"The Skeleton Dance" became the first cartoon that the Cartay Circle Theater in Los Angeles ever showed.
Joseph Barbera tells in his autobiography "My Life in 'toons: From Flatbush to Bedrock in Under a Century", he saw "The Skeleton Dance" at the third balcony of the grand Roxy Theater in New York: "I saw it about seventy miles from the screen, but the impact on me was tremendous nevertheless. I saw these skeletons dancing in a row and in unison, and I asked myself: How do you *do* that? How do you make that happen?"
At the time, Walt Disney distributed his films through a company run by Pat Powers. But Powers couldn't sell it to distributors (who found the dancing skeletons odd and even gruesome). Undeterred, Disney was able to have the film screened at the Carthay Circle Theater in Los Angeles, where it was a rousing success.

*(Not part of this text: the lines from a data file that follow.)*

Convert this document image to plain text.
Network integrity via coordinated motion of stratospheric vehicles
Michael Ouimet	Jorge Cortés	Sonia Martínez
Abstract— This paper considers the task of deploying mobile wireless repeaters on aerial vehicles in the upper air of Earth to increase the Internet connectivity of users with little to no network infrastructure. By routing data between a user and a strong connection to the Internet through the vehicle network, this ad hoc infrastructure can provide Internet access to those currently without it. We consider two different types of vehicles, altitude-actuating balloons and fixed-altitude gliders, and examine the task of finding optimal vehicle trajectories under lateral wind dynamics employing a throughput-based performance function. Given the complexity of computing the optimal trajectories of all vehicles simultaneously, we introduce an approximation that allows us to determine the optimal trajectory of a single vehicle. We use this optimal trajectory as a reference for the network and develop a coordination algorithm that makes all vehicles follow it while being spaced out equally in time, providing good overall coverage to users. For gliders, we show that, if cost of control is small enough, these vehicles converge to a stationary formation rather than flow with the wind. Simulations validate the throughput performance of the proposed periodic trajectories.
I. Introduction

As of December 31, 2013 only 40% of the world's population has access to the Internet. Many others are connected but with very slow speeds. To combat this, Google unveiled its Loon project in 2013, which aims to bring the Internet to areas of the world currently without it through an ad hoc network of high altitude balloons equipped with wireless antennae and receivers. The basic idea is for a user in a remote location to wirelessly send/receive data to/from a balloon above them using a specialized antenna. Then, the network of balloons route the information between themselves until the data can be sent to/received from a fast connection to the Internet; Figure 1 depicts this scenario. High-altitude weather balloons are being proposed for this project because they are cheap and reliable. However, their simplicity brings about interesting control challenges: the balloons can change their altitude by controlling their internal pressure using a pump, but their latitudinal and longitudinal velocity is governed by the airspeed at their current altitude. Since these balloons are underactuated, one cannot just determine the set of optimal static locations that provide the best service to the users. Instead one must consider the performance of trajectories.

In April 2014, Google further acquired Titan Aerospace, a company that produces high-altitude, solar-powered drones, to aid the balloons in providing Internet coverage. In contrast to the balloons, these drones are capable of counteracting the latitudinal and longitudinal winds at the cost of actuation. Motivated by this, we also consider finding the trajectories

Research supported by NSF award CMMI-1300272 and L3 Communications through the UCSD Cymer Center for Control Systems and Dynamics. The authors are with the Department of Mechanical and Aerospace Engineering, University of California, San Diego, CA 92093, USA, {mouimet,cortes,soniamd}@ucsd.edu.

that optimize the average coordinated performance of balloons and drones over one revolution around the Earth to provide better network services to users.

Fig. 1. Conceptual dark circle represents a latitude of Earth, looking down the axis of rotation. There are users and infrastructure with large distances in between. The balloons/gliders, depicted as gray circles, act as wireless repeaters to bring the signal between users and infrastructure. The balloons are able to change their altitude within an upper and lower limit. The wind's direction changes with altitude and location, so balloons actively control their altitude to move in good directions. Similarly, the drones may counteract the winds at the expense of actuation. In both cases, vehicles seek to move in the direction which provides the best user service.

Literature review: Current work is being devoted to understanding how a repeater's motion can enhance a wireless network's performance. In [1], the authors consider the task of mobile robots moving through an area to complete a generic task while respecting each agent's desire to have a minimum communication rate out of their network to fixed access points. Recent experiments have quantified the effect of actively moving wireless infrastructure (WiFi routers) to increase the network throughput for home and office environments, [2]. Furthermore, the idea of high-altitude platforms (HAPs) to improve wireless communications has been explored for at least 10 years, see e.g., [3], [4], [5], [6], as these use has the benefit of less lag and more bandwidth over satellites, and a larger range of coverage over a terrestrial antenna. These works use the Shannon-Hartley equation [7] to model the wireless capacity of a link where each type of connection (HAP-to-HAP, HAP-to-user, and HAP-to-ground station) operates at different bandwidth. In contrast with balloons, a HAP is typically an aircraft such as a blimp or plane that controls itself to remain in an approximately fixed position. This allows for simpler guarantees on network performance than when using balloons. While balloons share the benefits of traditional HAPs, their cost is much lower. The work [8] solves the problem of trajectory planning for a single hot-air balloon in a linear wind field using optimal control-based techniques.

The first of Walt Disney's Silly Symphony series.
Worried that he would be too dependent on Mickey, Walt Disney wanted to diversify. Carl W. Stalling came up with the idea of producing "musical novelties" (which would later become "Silly Symphonies"). He even came up with the idea of the dancing skeletons for the first of the series (as a child he had seen an ad in "The American Boy" magazine for a dancing skeleton and the image stuck with him).